Rubáiyát of Omar Khayyám
transl. Edward FitzGerald
Quomodo cecidisti de caelo lucifer qui mane oriebaris corruisti in terram qui vulnerabas gentes.
How art thou fallen from heaven O Lucifer, son of the morning! How art thou cut down to the ground, which did weaken the nations!
Isaiah 14-12
Vulgate Latin translation of Jerome 4th century
PRINCIPAL CHARACTERS
Sister Fidelma of Cashel, a dálaigh or advocate of the law courts of 7th-century Ireland
Brother Eadulf of Seaxmund’s Ham, in the land of the South Folk, her companion
At the Lateran Palace, Rome
The Venerable Gelasius, Nomenclator of the Lateran Palace
Brother Pothinus Maturis, Praecipuus of the Secret Archive
Brother Lucidus, agent of the Nomenclator
At Cashel
Colgú, King of Muman and brother to Fidelma
Dar Luga, ainbertach or housekeeper of the royal palace
Fíthel, Chief Brehon of Muman
Alchú, son of Fidelma and Eadulf
Muirgen, nurse to Alchú
Nessan, a shepherd, Muirgen’s husband
Spélan, a shepherd
Brother Conchobhar, an apothecary
Rumann, the tavern-keeper
Curnan, a woodsman in charge of the Samhain bonfire
Febal, of the Uí Briúin Seóla of Connacht
Warriors of the Nasc Niadh, or Golden Collar, the King’s Bodyguard
Gormán, commander
Aidan, second-in-command
Dego
Enda
Luan
Religious council of Cashel
Brother Mac Raith, steward of the Abbey of Imleach
Brother Sionnach of the Abbey of Corcach Mór
Brother Duibhinn of the Abbey of Ard Mór
Brother Giolla Rua of the Abbey of Ros Ailithir
At the Hill of the Bullock
Brancheó, the raven-caller
Torcán, a woodsman
Éimhin, his wife
At Ráth Cuáin Abbey
Abbot Síoda
Brother Tadhg, aistreóir or gatekeeper
Brother Gébennach, leabhar coimedach or keeper of books
Sister Fioniúr, the herbalist
At Cnocgorm
Erca, the Druid and hermit
Secondary Named Characters
Della, Gormán’s mother
Aibell, Gorman’s wife
Abbot Cuán of the Abbey of Imleach
Gelgéis, Princess of Éile
AUTHOR’S NOTE
The events in this story follow in chronological sequence from Penance of the Damned. The year is AD 671 and it is the end of the month known in Old Irish as Mí Forba, the month of completion. This equates with modern October. This was considered the last month of the old Celtic year.
The following month was Cet Gaimrid, the ‘first of winter’, which is, of course, November. The ancient Irish, like their Indo-European cousins, the Hindus, believed that the year started in a period of darkness and eventually wakened into light. So the end of summer was marked by the pagan feast of Samhain (sam = summer and fuin = end of). It was one of the four great festivals of the Celtic year. The Irish, like all the Celtic peoples, marked the passage of time by nights followed by days – and so their celebrations began during the night.
Samhain was a time when the start of the dark period was marked by the building of bonfires; a festival of light, with attendant rituals, to ward off the dangers that darkness brought. Samhain was also a time of spiritual danger, for it was then that the borders between the natural and supernatural worlds ceased to exist; a time when those who had been wronged could return from the Otherworld to wreak vengeance on the living; a time of primeval chaos.
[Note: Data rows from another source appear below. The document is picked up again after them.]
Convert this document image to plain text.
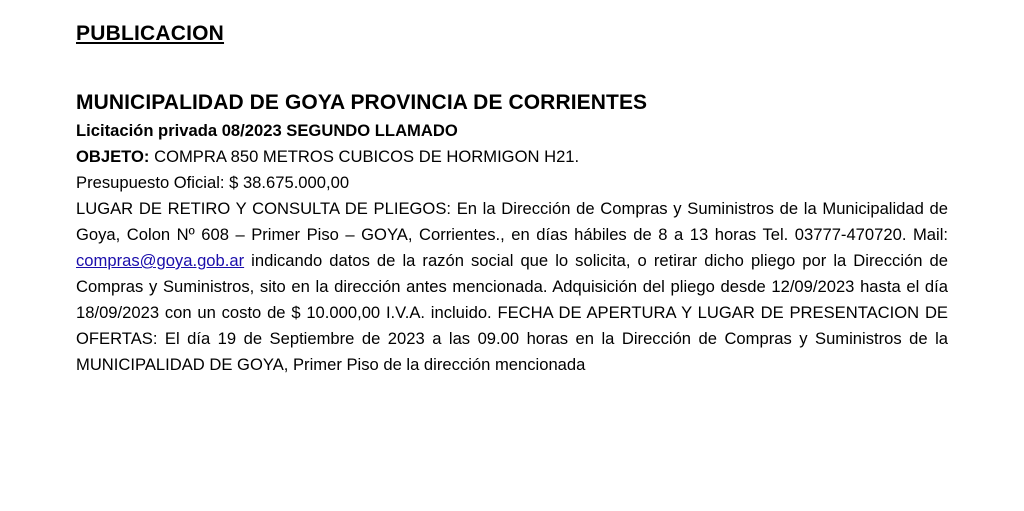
PUBLICACION
MUNICIPALIDAD DE GOYA PROVINCIA DE CORRIENTES

Licitación privada 08/2023 SEGUNDO LLAMADO

OBJETO: COMPRA 850 METROS CUBICOS DE HORMIGON H21.

Presupuesto Oficial: $ 38.675.000,00

LUGAR DE RETIRO Y CONSULTA DE PLIEGOS: En la Dirección de Compras y Suministros de la Municipalidad de Goya, Colon Nº 608 – Primer Piso – GOYA, Corrientes., en días hábiles de 8 a 13 horas Tel. 03777-470720. Mail: compras@goya.gob.ar indicando datos de la razón social que lo solicita, o retirar dicho pliego por la Dirección de Compras y Suministros, sito en la dirección antes mencionada. Adquisición del pliego desde 12/09/2023 hasta el día 18/09/2023 con un costo de $ 10.000,00 I.V.A. incluido. FECHA DE APERTURA Y LUGAR DE PRESENTACION DE OFERTAS: El día 19 de Septiembre de 2023 a las 09.00 horas en la Dirección de Compras y Suministros de la MUNICIPALIDAD DE GOYA, Primer Piso de la dirección mencionada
The early Christians found such pre-Christian beliefs hard to suppress until Pope Gregory I (AD 590–604) instructed that pre-Christian beliefs and sacred sit
es should be Christianised simply by re-dedicating them to the New Faith instead of attempting to destroy them. The Roman Christians had already begun to hold a special festival for their martyred dead and Pope Boniface IV (AD 608–615), who had consecrated the Pantheon as a new Christian church in honour of these martyrs, had set aside 1 May as All Saints’ Day.
However, in AD 834 Pope Sergius II found that most people in Western Europe were not observing this feast day, preferring to observe the more ancient pre-Christian festival of Samhain at the start of winter, in memory of the dead. He therefore transferred the feast day to 1 November, naming it All Souls’ Day. As the Anglo-Saxon word for ‘saint’ was halig it also became known as All Hallows’ Day in the English-speaking world, and the evening before thereby has become Hallowe’en.
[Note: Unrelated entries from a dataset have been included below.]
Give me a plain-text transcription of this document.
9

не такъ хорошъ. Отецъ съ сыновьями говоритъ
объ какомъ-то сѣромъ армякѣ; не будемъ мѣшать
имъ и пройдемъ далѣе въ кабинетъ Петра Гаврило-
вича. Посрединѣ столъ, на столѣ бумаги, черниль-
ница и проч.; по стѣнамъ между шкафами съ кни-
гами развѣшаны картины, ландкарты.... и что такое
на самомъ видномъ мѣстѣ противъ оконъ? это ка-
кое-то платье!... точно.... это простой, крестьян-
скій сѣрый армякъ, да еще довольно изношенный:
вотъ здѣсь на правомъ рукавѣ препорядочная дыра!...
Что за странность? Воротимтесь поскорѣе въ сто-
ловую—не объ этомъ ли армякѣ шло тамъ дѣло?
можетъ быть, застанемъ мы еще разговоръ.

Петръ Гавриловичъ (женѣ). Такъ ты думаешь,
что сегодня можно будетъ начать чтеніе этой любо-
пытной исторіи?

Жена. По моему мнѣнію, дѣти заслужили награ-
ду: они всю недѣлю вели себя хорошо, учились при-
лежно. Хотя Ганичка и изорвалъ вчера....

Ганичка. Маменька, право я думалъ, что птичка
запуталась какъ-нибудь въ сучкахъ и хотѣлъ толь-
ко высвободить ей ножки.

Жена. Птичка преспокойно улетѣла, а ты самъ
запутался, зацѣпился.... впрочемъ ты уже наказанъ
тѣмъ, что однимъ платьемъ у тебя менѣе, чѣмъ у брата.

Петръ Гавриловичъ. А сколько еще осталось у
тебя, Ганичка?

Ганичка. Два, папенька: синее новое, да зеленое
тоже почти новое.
As diluted as the rituals of the modern Hallowe’en have become, it is still remembered as the one night of the year that great spiritual danger threatens the living by the Shades from the Otherworld.
It should be noted that, in spite of Fidelma’s earnest hope expressed towards the end of this story that Christian abbots and bishops would not always enjoy secular power as princes, at least three of her own Eóghanacht descendants were King-Bishops of Muman (Munster). These were Fedelmid, son of Crimthainn (d. AD 846), Ólchobar, son of Cináeda (d. AD 851) and, most famous of all, Cormac, son of Cuilennáin (d. AD 908).
ONE
There were some who said that old Pothinus Maturis had been one of the officials of the Lateran Palace since the Emperor Constantine had given it in perpetuity to the Bishop of Rome. That was obviously not so, because the Emperor’s allegiance to the New Faith and his declaration that it become the Faith of the empire was three centuries earlier to the very day that Pothinus Maturis entered service in the Lateran Palace. It had taken him twenty-five years to attain the position of Praecipuus of the Archivum Secretum of the Sacrosancta Laternensis ecclesia omnium urbis et orbis ecclesiarum mater et caput … the palace of the Holy Father of the Universal Church of Christ.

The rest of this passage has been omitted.